“Tutti diversi, ma con gli stessi prompt: l’IA sta livellando la concorrenza, non elevandola”
Mentre migliaia di piccole e medie imprese italiane si abbonano a ChatGPT e strumenti simili, convinte di stare innovando, Alessandro Ciciarelli lancia una riflessione che dovrebbe far emergere una domanda cruciale per ogni imprenditore: “State davvero differenziando la vostra azienda o la state rendendo indistinguibile da tutte le altre?”
Il fondatore di IntelligenzaArtificialeItalia.net racconta che questo dubbio gli è emerso con forza in due momenti distinti, a mesi di distanza l’uno dall’altro, ma entrambi rivelatori.
“Seguivamo due aziende operanti in settori molto simili,” racconta, “e mi ha colpito come, osservando i loro processi interni, soprattutto quelli legati alla gestione e ottimizzazione operativa, la struttura fosse praticamente identica. Stessi paragrafi, stesse logiche, stessa sequenza. Non riuscivo a spiegarmi come fosse possibile.”
La risposta arriva indagando più a fondo, con discrezione e senza mai riferirsi al confronto tra le due aziende. Entrambe avevano acquistato, vedendo una pubblicità su Instagram, lo stesso pacchetto di prompt preconfezionati: delle istruzioni per ottimizzare le proprie procedure operative. Loro dovevano solo copiare ed incollare quelle istruzioni su chatgpt, allegare le procedure attuali e CHATGPT le rielaborava e restituiva una versione ottimizzata, pronta all’uso.
“Il risultato,” continua Ciciarelli, “non era un plagio, ma una formattazione identica, una struttura riconoscibile, una logica operativa standardizzata. E questo è un problema: se stai usando gli stessi strumenti e le stesse istruzioni del tuo competitor, come puoi sperare di distinguerti davvero?”

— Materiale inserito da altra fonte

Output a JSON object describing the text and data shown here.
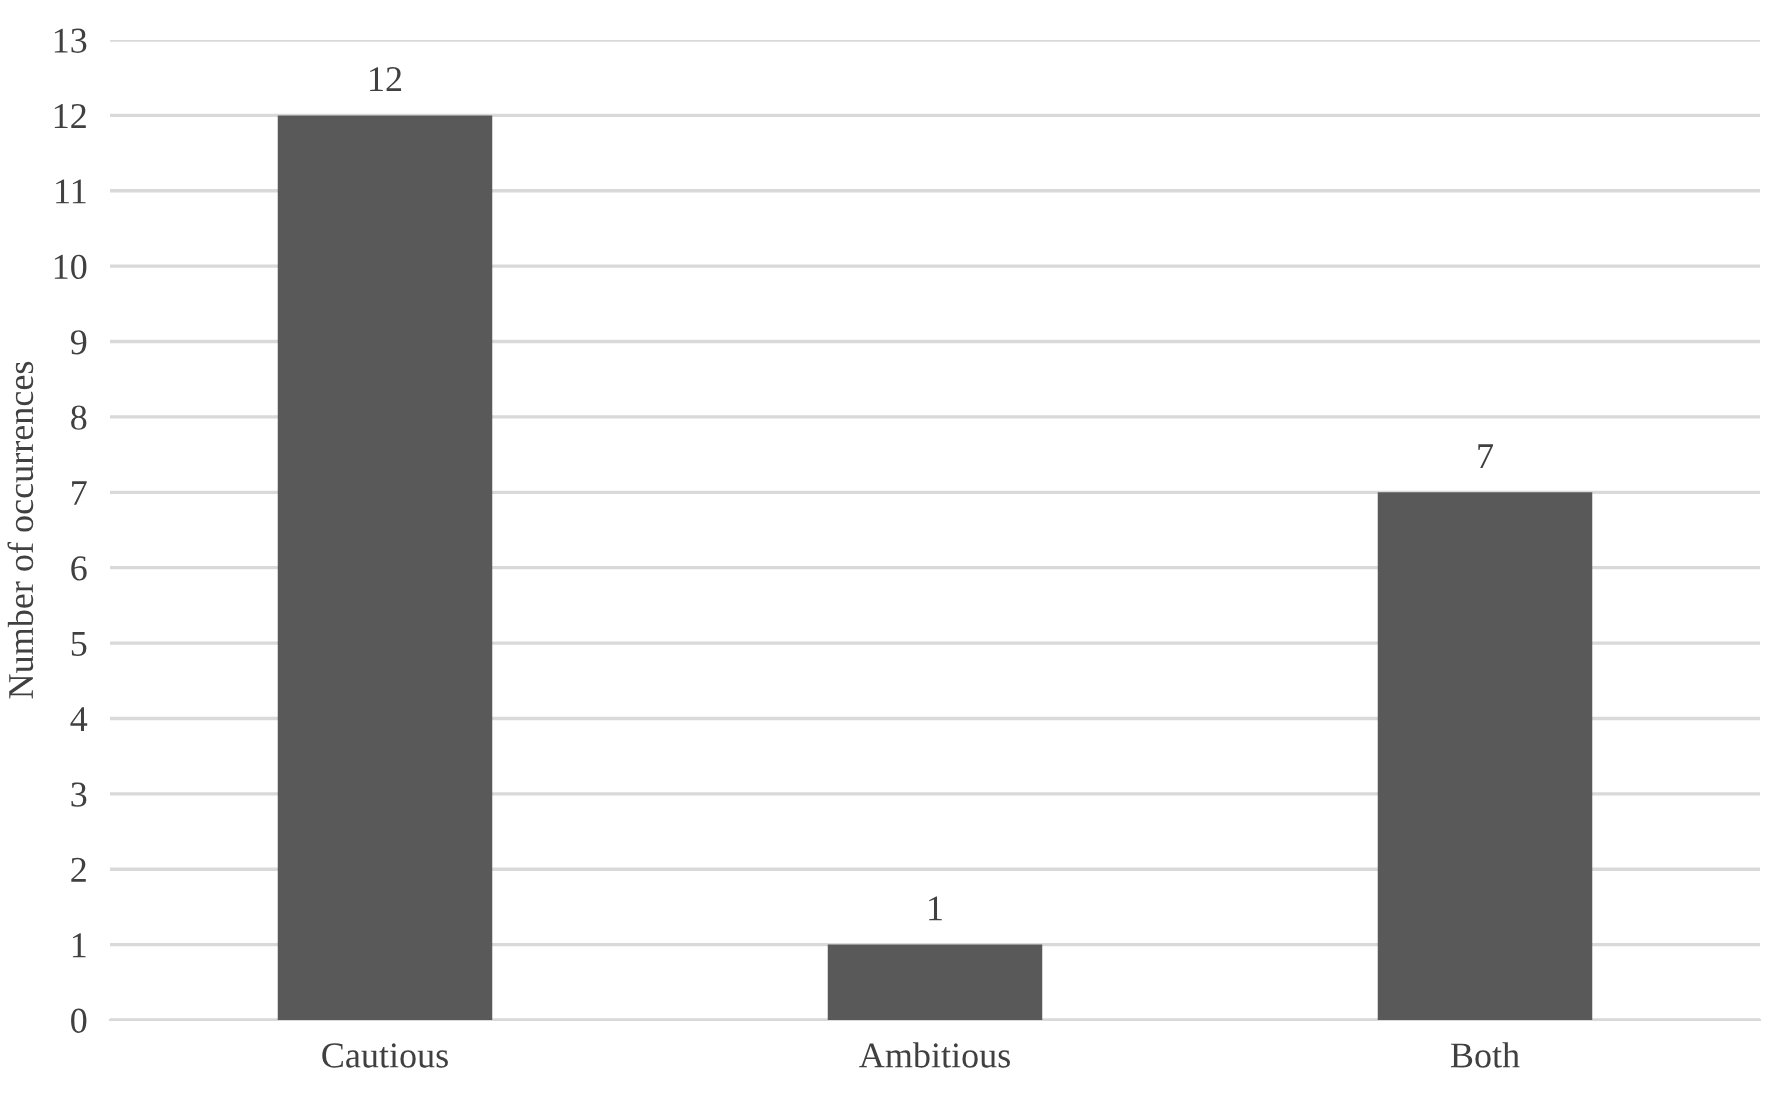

Il secondo episodio riguarda l’audit gratuito effettuato per alcune aziende che stavano testando chatbot AI per l’assistenza clienti. Anche in quel caso, un dettaglio ha acceso un campanello d’allarme.
“Due chatbot diversi, due aziende diverse. Ma le risposte erano praticamente le stesse. Un vocabolario simile, lo stesso tono, persino lo stesso modo di eludere certe domande complesse. Anche qui, scavando, abbiamo scoperto che stavano utilizzando un tool no-code per creare assistenti intelligenti: bastava caricare documenti e materiali aziendali, e il sistema generava in automatico tutta la conoscenza, con limitatissime possibilità di personalizzazione.”
Queste ricorrenze fanno emergere un paradosso che l’imprenditore definisce “silenzioso ma devastante”.
“Quando acquistate pacchetti di prompt da 19€, o usate strumenti preconfigurati che vi promettono di moltiplicare la produttività con un clic, non state potenziando la vostra unicità: la state sacrificando sull’altare della velocità.”
Il problema, spiega, non è la tecnologia in sé, ma l’approccio. Strumenti come ChatGPT sono progettati per offrire risposte “mediamente corrette” a un pubblico vastissimo. Questo ha un senso commerciale per chi li sviluppa, ma diventa pericoloso per chi li usa senza criterio. Il rischio è quello di una standardizzazione diffusa, che appiattisce i processi, i linguaggi, le esperienze.
“È come se tutti stessero assumendo lo stesso consulente, che però lavora anche per i vostri competitor”, afferma Ciciarelli. “Stessi contenuti, stesse procedure, stesse strategie. A quel punto, l’unica vera variabile competitiva diventa il prezzo. E tutti sappiamo dove porta la guerra dei prezzi.”
La riflessione va oltre la comunicazione. Ciciarelli ha osservato una convergenza pericolosa anche nei processi interni: gestione ordini, customer care, workflow, persino le metriche di analisi.
“Non possiamo adattare il nostro lavoro ai tool o ai prompt. Sono gli strumenti che devono adattarsi a noi.”
E conclude con una visione chiara, che è anche un invito all’azione per le PMI italiane: “Costruite la tecnologia intorno ai vostri processi. Create soluzioni su misura. Sì, richiede più impegno, più visione, più competenze. Ma è l’unico modo per trasformare l’IA da commodity a vantaggio competitivo.”
Un pensiero che trova riscontro anche nel lavoro editoriale: parlando con Ciciarelli, ci si accorge come lo stesso fenomeno stia colpendo anche il mondo dei contenuti. Articoli, post, newsletter: tutti iniziano a suonare allo stesso modo. Anche qui, il rischio è l’omologazione.
“L’IA ha il potenziale per rendere unica ogni azienda,” conclude. “Ma solo se viene implementata in modo unico. Tutto il resto è solo un modo elegante per diventare invisibili.”